Они нанимали скромную квартирку на Васильевском острове. После службы, в сумраке, при сальной свече дядюшка Ерофей переводил «Путешествия Гулливеровы». Не с английского — с французского. Французский текст гладок был, щеголеват. Дядюшка Ерофей чутьем угадывал подлинник, грубоватый и крепкий, будто сработанный корабельным бондарем. Жалел, что недостаточно владеет английским. Право, лучше, куда лучше было бы обойтись без изящного французского посредника.

За Невой, у старшего брата, Ерофей Никитич не появлялся. В споре о Федином будущем разверзлась пропасть. Кончилось тем, что Василий Никитич, гневно пеняя прошлыми денежными субсидиями, затопал ногами: «Неблагодарный ты змей, Ерошка!

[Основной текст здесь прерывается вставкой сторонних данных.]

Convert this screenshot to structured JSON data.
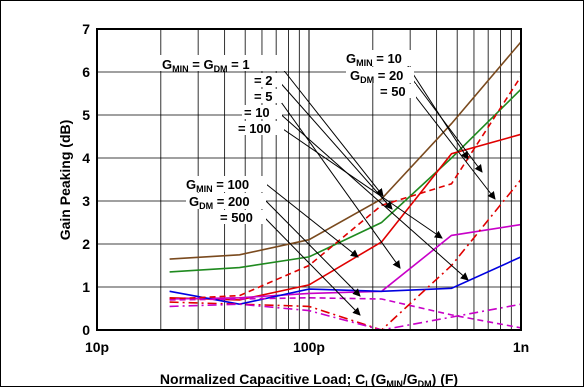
{
  "chart_data": {
    "type": "line",
    "x_scale": "log",
    "xlim": [
      "10p",
      "1n"
    ],
    "ylim": [
      0,
      7
    ],
    "grid": true,
    "xlabel": {
      "main": "Normalized Capacitive Load; C",
      "l_sub": "L",
      "mid1": "(G",
      "min_sub": "MIN",
      "slash": "/G",
      "dm_sub": "DM",
      "end": ") (F)"
    },
    "ylabel": "Gain Peaking (dB)",
    "x_ticks": [
      {
        "label": "10p",
        "value": 1e-11
      },
      {
        "label": "100p",
        "value": 1e-10
      },
      {
        "label": "1n",
        "value": 1e-09
      }
    ],
    "y_ticks": [
      "0",
      "1",
      "2",
      "3",
      "4",
      "5",
      "6",
      "7"
    ],
    "series": [
      {
        "color": "#7a4a1e",
        "dash": "solid",
        "x": [
          2.2e-11,
          4.7e-11,
          1e-10,
          2.2e-10,
          4.7e-10,
          1e-09
        ],
        "y": [
          1.65,
          1.75,
          2.1,
          3.05,
          4.8,
          6.7
        ]
      },
      {
        "color": "#1f8a1f",
        "dash": "solid",
        "x": [
          2.2e-11,
          4.7e-11,
          1e-10,
          2.2e-10,
          4.7e-10,
          1e-09
        ],
        "y": [
          1.35,
          1.45,
          1.7,
          2.5,
          4.0,
          5.6
        ]
      },
      {
        "color": "#e00000",
        "dash": "solid",
        "x": [
          2.2e-11,
          4.7e-11,
          1e-10,
          2.2e-10,
          4.7e-10,
          1e-09
        ],
        "y": [
          0.75,
          0.7,
          1.05,
          2.05,
          4.1,
          4.55
        ]
      },
      {
        "color": "#c800c8",
        "dash": "solid",
        "x": [
          2.2e-11,
          4.7e-11,
          1e-10,
          2.2e-10,
          4.7e-10,
          1e-09
        ],
        "y": [
          0.72,
          0.75,
          0.85,
          0.9,
          2.2,
          2.45
        ]
      },
      {
        "color": "#0000e0",
        "dash": "solid",
        "x": [
          2.2e-11,
          4.7e-11,
          1e-10,
          2.2e-10,
          4.7e-10,
          1e-09
        ],
        "y": [
          0.9,
          0.6,
          0.95,
          0.9,
          0.97,
          1.7
        ]
      },
      {
        "color": "#e00000",
        "dash": "dash",
        "x": [
          2.2e-11,
          4.7e-11,
          1e-10,
          2.2e-10,
          4.7e-10,
          1e-09
        ],
        "y": [
          0.72,
          0.8,
          1.5,
          2.9,
          3.4,
          5.9
        ]
      },
      {
        "color": "#c800c8",
        "dash": "dash",
        "x": [
          2.2e-11,
          4.7e-11,
          1e-10,
          2.2e-10,
          4.7e-10,
          1e-09
        ],
        "y": [
          0.7,
          0.72,
          0.75,
          0.72,
          0.35,
          0.05
        ]
      },
      {
        "color": "#e00000",
        "dash": "dashdot",
        "x": [
          2.2e-11,
          4.7e-11,
          1e-10,
          2.2e-10,
          4.7e-10,
          1e-09
        ],
        "y": [
          0.65,
          0.6,
          0.55,
          0.0,
          1.5,
          3.5
        ]
      },
      {
        "color": "#c800c8",
        "dash": "dashdot",
        "x": [
          2.2e-11,
          4.7e-11,
          1e-10,
          2.2e-10,
          4.7e-10,
          1e-09
        ],
        "y": [
          0.55,
          0.6,
          0.45,
          0.0,
          0.3,
          0.6
        ]
      }
    ],
    "annotations": {
      "group1": {
        "line1": {
          "g": "G",
          "min": "MIN",
          "eq": " = G",
          "dm": "DM",
          "val": " = 1"
        },
        "others": [
          "= 2",
          "= 5",
          "= 10",
          "= 100"
        ]
      },
      "group2": {
        "l1": {
          "g": "G",
          "min": "MIN",
          "val": " = 10"
        },
        "l2": {
          "g": "G",
          "dm": "DM",
          "val": " = 20"
        },
        "l3": "= 50"
      },
      "group3": {
        "l1": {
          "g": "G",
          "min": "MIN",
          "val": " = 100"
        },
        "l2": {
          "g": "G",
          "dm": "DM",
          "val": " = 200"
        },
        "l3": "= 500"
      }
    }
  }
}
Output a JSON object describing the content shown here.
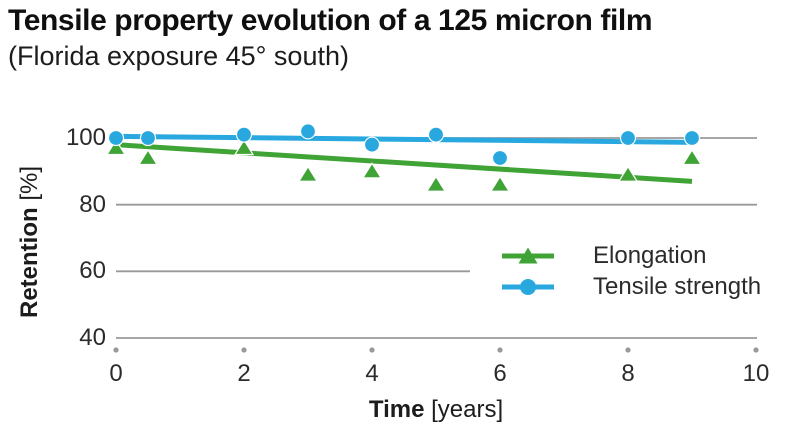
{
  "chart_data": {
    "type": "scatter",
    "title": "Tensile property evolution of a 125 micron film",
    "subtitle": "(Florida exposure 45° south)",
    "xlabel": "Time",
    "xlabel_unit": "[years]",
    "ylabel": "Retention",
    "ylabel_unit": "[%]",
    "xlim": [
      0,
      10.3
    ],
    "ylim": [
      36,
      105
    ],
    "xticks": [
      0,
      2,
      4,
      6,
      8,
      10
    ],
    "yticks": [
      100,
      80,
      60,
      40
    ],
    "grid": "horizontal gridlines on; 60-line truncated by legend",
    "gridline_color": "#999999",
    "legend_position": "middle-right",
    "text_color": "#2b2b2b",
    "series": [
      {
        "name": "Elongation",
        "marker": "triangle",
        "color": "#3fa435",
        "points": [
          [
            0,
            97
          ],
          [
            0.5,
            94
          ],
          [
            2,
            97
          ],
          [
            3,
            89
          ],
          [
            4,
            90
          ],
          [
            5,
            86
          ],
          [
            6,
            86
          ],
          [
            8,
            89
          ],
          [
            9,
            94
          ]
        ],
        "trend": [
          [
            0,
            98
          ],
          [
            9,
            87
          ]
        ]
      },
      {
        "name": "Tensile strength",
        "marker": "circle",
        "color": "#29a8e0",
        "points": [
          [
            0,
            100
          ],
          [
            0.5,
            100
          ],
          [
            2,
            101
          ],
          [
            3,
            102
          ],
          [
            4,
            98
          ],
          [
            5,
            101
          ],
          [
            6,
            94
          ],
          [
            8,
            100
          ],
          [
            9,
            100
          ]
        ],
        "trend": [
          [
            0,
            100.5
          ],
          [
            9,
            98.7
          ]
        ]
      }
    ]
  }
}
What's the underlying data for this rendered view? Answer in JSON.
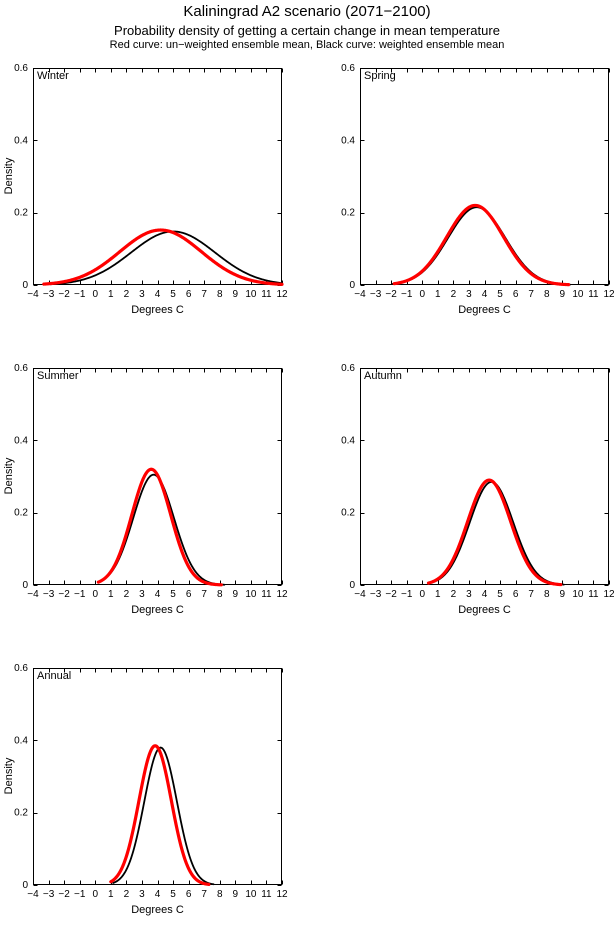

Сгинь!» Оскорбленный поручик заклеймил брата тиранствующим гарпагоном, перед которым нечего метать бисер, и в сердцах хлопнул дверью, Василий же Никитич рывком отворил и засвистал вдогонку двупалым свистом.

Зная братнин характер, Ерофей Никитич не надеялся на исполнение Фединого желания. Скорбел: все мое тщание пойдет прахом. Господин Дидро, разумеется, прав: коммерсантов обвиняют в том, что они — космополиты; это равносильно обвинению воздуха и воды в том, что они полезны всем; упускается из виду общее благо всего мира. Да, господин Дидро прав, но только не Федя, только не милый Федя. Встречаясь, племянник и дядюшка обменивались как паролем и отзывом: «Не коммерция…»— насмешливо произносил племянник, «а служение обществу знанием», — торжественно произносил дядюшка. Они испытывали не просто обоюдную приязнь, а нежность, избегая, однако, внешнего изъявления ее.

Отец не скрыл от сына разрыв с «Ерошкой». Сын не счел нужным скрывать от отца благодарность дядюшке Ерофею. Василия Никитича злили хождения на ту сторону Невы. Он, однако, не допускал возможности сыновнего бунта. Но смутные опасения возникали: угадывал в сыне свое — упор и напор. И пускался в рассуждения окольные.

Пусть вникнет в отцовский проект о российской коммерции. Пусть вникнет в суть новых времен. Зри поверх суши: российский торговый корабль бороздит Средиземное море — мал почин, да дорог! Со дня на день государыня утвердит устав нижегородской купеческой компании. Распорядилась отпускать детей купеческих в заграничное ученье. Слышишь: ку-пе-чес-ких! А ежели вострым умом проткнешь завесу годов, постигнешь, что власть помаленьку утечет от земли к деньгам. Гоже ли нам, Каржавиным, сиднем сидеть?! Негоже! Под лежачий камень, сам знаешь… И вот еще: мы, купечество, державу в гору подъемлем, а шапку ломаем перед каждым пустельгой, который при шпаге…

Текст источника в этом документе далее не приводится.